I was holding a rubber band ball in my hand earlier and tossing it up in the air at about eye level. I noticed that I could see the shape of individual rubber bands on the axis of rotation on the outside of the ball but the edges of the ball were blurry. This got me thinking.. is a ball spinning slower near the axis than it is at the outer edge? Is the earth spinning faster at the equator than it is at the poles? If speed is d/t then the math makes sense to a layman like me that the ball would be rotating slower at the center and faster on the edges. Please help.
edit: holy shit. balls are fascinating.
In: 439
That would depend on what you mean by “speed”. “Speed” usually refers to how far something travels in a given time, but it can also refer to how much it rotates in a given time (angular speed).

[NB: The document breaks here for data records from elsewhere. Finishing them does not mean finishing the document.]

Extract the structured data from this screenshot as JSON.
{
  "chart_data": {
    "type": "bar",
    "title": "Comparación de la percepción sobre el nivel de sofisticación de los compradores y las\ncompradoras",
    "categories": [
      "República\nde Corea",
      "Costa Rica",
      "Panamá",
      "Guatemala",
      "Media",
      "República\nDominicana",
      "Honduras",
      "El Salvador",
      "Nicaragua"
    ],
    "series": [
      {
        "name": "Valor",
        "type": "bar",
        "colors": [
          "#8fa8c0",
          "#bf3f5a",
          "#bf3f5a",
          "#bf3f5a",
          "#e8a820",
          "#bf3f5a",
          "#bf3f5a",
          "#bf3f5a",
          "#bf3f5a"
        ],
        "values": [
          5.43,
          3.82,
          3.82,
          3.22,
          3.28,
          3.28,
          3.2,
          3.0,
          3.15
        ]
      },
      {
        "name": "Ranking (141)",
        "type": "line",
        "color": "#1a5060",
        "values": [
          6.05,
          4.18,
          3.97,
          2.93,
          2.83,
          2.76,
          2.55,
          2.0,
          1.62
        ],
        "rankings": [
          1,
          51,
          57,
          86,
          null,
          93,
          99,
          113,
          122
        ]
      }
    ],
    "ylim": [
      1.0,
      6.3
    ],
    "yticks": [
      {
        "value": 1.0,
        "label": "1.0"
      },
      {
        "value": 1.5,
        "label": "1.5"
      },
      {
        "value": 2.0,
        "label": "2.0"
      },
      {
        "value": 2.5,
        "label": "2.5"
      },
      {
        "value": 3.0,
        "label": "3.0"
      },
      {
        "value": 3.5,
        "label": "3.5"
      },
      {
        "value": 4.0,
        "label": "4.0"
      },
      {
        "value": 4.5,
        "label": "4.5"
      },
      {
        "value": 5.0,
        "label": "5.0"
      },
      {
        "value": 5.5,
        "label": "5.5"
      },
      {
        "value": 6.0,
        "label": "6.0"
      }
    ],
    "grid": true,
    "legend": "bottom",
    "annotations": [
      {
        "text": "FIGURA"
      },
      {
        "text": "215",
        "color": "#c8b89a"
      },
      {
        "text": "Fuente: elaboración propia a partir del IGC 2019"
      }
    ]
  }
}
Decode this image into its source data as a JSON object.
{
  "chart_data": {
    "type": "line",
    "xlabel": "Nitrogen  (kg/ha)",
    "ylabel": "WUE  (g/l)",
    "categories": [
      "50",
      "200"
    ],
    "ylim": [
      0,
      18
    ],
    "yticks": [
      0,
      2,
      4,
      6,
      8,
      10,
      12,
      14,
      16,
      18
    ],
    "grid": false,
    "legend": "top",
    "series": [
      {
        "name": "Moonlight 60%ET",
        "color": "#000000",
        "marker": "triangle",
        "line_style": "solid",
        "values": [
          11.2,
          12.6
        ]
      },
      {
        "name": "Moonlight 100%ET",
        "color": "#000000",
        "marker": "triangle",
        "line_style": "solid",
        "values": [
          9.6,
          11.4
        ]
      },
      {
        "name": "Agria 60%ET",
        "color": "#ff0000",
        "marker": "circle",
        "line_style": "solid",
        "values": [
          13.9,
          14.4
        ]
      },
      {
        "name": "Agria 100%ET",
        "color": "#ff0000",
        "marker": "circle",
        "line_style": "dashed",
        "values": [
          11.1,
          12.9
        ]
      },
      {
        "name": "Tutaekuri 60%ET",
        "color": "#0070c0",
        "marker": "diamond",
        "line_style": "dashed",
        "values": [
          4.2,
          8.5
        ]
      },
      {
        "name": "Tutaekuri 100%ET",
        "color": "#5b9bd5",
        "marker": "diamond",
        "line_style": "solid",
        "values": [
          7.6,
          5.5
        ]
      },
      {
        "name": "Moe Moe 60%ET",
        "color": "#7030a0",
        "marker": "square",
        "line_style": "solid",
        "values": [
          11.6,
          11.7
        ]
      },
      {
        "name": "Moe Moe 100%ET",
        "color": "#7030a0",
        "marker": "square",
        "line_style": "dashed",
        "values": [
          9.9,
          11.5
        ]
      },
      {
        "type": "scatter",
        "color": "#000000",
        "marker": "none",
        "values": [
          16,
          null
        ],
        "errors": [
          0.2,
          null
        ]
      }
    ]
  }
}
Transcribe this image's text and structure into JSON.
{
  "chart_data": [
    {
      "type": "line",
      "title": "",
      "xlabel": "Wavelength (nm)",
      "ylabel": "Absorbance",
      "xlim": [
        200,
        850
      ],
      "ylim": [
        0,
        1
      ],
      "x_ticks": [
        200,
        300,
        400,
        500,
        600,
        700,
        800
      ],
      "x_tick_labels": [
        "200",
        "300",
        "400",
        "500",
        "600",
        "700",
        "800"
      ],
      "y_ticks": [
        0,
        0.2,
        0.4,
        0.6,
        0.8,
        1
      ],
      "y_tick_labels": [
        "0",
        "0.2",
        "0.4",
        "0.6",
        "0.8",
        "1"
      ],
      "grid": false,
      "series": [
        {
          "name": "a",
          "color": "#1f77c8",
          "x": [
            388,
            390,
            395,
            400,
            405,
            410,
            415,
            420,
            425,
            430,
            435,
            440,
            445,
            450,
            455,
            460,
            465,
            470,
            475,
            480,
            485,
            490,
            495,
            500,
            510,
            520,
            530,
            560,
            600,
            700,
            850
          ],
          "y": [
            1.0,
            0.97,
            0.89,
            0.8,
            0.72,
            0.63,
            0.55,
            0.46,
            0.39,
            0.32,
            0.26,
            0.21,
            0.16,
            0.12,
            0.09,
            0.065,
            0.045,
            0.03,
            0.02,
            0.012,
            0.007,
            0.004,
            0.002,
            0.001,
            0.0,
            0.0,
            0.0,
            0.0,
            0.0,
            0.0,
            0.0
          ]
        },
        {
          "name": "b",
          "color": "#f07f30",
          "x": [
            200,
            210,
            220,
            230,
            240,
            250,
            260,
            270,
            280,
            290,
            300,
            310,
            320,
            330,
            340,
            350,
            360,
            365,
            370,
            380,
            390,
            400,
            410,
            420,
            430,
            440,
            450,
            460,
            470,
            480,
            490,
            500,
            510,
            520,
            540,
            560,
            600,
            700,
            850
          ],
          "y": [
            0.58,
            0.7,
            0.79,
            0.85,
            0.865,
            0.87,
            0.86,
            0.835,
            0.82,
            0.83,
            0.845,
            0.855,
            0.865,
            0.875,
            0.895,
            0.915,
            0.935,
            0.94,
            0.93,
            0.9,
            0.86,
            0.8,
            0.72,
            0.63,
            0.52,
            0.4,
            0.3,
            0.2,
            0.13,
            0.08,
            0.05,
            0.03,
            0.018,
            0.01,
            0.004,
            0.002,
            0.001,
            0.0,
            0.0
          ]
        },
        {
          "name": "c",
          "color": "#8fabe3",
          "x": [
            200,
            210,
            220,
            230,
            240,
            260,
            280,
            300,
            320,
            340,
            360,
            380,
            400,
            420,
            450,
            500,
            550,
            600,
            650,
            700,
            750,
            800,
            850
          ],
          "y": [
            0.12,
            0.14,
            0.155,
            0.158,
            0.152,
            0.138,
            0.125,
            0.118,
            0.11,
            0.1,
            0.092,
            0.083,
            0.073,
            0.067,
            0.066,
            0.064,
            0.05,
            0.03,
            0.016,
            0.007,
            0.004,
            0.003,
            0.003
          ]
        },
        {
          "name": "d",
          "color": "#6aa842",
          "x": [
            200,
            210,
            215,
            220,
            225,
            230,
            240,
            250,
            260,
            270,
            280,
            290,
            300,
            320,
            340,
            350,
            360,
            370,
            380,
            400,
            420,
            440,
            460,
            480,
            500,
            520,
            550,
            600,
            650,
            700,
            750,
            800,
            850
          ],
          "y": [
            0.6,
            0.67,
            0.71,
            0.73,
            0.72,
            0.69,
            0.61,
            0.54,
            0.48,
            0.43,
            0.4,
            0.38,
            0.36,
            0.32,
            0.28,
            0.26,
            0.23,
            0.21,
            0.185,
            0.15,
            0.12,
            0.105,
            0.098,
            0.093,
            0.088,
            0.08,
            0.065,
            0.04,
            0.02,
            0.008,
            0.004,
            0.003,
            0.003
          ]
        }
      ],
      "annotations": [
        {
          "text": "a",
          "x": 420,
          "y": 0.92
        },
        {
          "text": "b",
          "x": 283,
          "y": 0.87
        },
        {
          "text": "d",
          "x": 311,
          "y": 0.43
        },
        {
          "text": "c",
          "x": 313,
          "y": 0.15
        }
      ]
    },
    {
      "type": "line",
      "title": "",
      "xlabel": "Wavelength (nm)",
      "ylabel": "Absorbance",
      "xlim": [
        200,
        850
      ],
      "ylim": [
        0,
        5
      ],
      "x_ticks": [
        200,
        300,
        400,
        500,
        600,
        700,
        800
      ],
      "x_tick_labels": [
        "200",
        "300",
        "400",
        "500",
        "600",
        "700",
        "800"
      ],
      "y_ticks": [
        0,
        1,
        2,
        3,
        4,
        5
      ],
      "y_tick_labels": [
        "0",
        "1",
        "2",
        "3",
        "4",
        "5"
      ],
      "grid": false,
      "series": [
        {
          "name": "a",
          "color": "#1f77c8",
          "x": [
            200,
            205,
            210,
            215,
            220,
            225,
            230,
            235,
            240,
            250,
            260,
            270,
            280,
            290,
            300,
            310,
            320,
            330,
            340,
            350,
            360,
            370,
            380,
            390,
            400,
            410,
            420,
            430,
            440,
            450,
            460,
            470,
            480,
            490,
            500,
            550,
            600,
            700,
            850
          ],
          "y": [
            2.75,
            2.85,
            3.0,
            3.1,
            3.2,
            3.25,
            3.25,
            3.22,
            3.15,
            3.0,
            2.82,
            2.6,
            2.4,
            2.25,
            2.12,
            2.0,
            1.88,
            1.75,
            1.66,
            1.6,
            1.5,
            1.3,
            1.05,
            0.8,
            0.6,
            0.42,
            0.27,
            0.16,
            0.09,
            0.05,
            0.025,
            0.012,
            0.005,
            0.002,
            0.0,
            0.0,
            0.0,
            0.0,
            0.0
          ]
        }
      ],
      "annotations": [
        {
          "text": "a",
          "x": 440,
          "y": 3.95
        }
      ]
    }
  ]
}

Every part of the ball has the same *angular speed*. It’ll take the same amount of time to complete one revolution. Not every part will travel the same distance in the same amount of time.
On Earth, this means that a day is the same length of time no matter where you are. Whether you’re in the arctic, the tropics, on top of a mountain, or deep below ground, a day is the same amount of time. However, the distance you travel over a given time period will depend on where you are. You’re fastest at the equator, you’re stationary at the poles. You’re fastest on a high mountain, you’re stationary at Earth’s core. If you’re on the rotational axis, you’re stationary, and you’ll move faster the farther you are away from it.